‘Confederates’ Off Broadway Review: Dominique Morisseau Suggests College Is the New Plantation

Playwright delivers a lecture on racism in record time

confederates
Photo: Monique Carboni

It’s only March, but already this year New York theatergoers have been treated to plays like Aleshea Harris’s “On Sugarland” and Joshua Harmon’s “Prayer for the French Republic.” These are big plays, running around three hours each, with big casts that create vibrant families and communities on stage to tell important stories. We not only learn, we experience.

Dominique Morisseau has a lot to teach us in her new play, “Confederates,” which opened Sunday at the Signature Theatre at the Pershing Square Signature Center, and she gives herself about 90 minutes to do the job.

During the Civil War, the slave Sara (Kristolyn Lloyd) bandages up a wounded runaway slave turned Union soldier (Elijah Jones) who patronizes her to “stay safe” on the plantation. Sara argues, “I want to die like a man too.” Later in “Confederates,” Sara is sexually propositioned by the slave owner’s ditzy daughter Miss Sue (Kenzie Ross), who, like so many white women of her class, indulges in lesbianism. (This is what’s called the “hetero gaze,” where LGBTQ is used as short-hand to connote decadence, perversion or oppression.) Sara also gets into heated arguments with another slave, LuAnne (Andrea Patterson), who functions as the master’s concubine.

The above story is told in a few scenes that take up about 45 minutes. They are interspersed with the other half of “Confederates,” which tells the story of a tenured college professor, Sandra (Michelle Wilson), recently subjected to the indignation of a having a racist photograph posted on her office door.

Sandra can’t escape getting into heated arguments with her colleagues and students: there’s a male student, Malik (Jones), who feels she favors female students; an instructor without tenure, Jade (Patterson), who charges Sara with seeing her as competition; and a ditzy assistant, Candice (Ross, again proving she’s no Butterfly McQueen), who must have scored around 200 on her SATs. Morisseau takes a page from “Gone With the Wind.” She makes characters of one race the butt of all her jokes.

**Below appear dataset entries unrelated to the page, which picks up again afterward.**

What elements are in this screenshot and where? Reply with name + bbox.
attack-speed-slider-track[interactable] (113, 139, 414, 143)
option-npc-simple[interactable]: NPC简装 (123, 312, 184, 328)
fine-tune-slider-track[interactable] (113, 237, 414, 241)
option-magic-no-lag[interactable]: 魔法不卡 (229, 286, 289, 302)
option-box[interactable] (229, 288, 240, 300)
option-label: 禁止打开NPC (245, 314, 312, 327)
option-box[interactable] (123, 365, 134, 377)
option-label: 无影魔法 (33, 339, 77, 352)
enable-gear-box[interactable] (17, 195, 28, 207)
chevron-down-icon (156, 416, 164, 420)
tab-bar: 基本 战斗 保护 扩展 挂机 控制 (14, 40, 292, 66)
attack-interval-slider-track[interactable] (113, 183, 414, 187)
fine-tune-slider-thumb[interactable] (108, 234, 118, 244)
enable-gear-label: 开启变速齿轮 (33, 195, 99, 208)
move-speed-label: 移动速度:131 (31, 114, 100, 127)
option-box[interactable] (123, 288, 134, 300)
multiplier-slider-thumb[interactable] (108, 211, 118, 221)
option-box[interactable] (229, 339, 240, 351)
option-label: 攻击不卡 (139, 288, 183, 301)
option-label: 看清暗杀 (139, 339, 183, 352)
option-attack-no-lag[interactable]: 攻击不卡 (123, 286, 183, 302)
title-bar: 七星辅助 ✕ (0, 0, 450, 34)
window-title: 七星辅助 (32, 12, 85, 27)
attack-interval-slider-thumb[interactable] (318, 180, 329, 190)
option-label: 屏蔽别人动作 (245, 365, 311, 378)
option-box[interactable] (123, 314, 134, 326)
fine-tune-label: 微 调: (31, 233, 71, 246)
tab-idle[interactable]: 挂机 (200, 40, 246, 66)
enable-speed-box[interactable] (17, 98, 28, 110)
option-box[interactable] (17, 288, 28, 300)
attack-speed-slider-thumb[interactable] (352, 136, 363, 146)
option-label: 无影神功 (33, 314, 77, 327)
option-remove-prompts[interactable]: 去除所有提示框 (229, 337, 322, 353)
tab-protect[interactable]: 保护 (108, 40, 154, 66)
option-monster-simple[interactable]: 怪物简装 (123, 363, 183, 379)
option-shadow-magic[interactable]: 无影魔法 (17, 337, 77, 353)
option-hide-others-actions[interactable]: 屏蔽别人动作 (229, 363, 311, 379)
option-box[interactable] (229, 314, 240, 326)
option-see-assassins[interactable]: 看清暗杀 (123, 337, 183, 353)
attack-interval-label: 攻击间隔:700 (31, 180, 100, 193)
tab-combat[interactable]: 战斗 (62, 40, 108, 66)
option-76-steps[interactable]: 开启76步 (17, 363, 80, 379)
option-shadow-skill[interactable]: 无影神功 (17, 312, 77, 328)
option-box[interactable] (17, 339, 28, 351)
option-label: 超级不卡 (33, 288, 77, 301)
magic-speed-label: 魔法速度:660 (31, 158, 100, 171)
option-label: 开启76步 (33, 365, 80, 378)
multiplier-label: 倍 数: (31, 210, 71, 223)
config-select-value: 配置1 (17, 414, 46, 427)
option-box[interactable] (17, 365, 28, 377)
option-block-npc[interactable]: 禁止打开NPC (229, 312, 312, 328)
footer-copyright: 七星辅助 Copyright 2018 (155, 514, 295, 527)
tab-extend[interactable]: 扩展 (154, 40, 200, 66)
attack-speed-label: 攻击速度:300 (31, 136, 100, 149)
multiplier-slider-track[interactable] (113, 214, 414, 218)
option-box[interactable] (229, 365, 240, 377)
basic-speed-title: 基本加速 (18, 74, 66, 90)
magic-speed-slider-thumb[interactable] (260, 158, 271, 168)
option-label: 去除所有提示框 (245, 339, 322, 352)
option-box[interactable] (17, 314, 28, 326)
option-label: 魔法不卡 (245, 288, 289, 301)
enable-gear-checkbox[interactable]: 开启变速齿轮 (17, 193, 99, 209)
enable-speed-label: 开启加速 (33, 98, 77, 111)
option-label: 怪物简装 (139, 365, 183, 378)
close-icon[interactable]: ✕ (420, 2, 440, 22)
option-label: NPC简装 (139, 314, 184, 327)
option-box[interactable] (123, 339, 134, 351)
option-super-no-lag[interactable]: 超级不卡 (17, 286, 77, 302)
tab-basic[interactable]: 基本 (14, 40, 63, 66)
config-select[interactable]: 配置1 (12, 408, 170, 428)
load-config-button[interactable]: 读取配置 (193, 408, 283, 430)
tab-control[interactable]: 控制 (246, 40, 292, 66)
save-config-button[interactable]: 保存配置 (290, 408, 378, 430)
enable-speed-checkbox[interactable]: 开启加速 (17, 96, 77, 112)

Sandra is a very quick learner. After her talks with Malik and Jade, she gives the student an A-plus on his rewritten paper and she recommends the instructor for tenure. Sandra comes to regret both those decisions in about two minutes of stage time.

In addition to racism and sexism, Sara and Sandra share the burden of not being able to have children. Lloyd and Wilson carry their respective characters’ many burdens with restive aplomb.

Morisseau is at her best with the play’s many verbal fights. Only George Bernard Shaw can make us change our sympathies faster. Handled with much less finesse is the easy symmetry of the past and the present stories presented here. Stori Ayes’s blunt direction wisely emphasizes the radical jumps in time with amusing and flashy costume changes. Ari Fulton is the designer.

Before giving Malik that A-plus, Sandra criticizes his paper, saying, “I think you can draw more concise lines between corporate America and the plantation.” Morisseau has no such problem drawing those lines. She gets the job done in record time.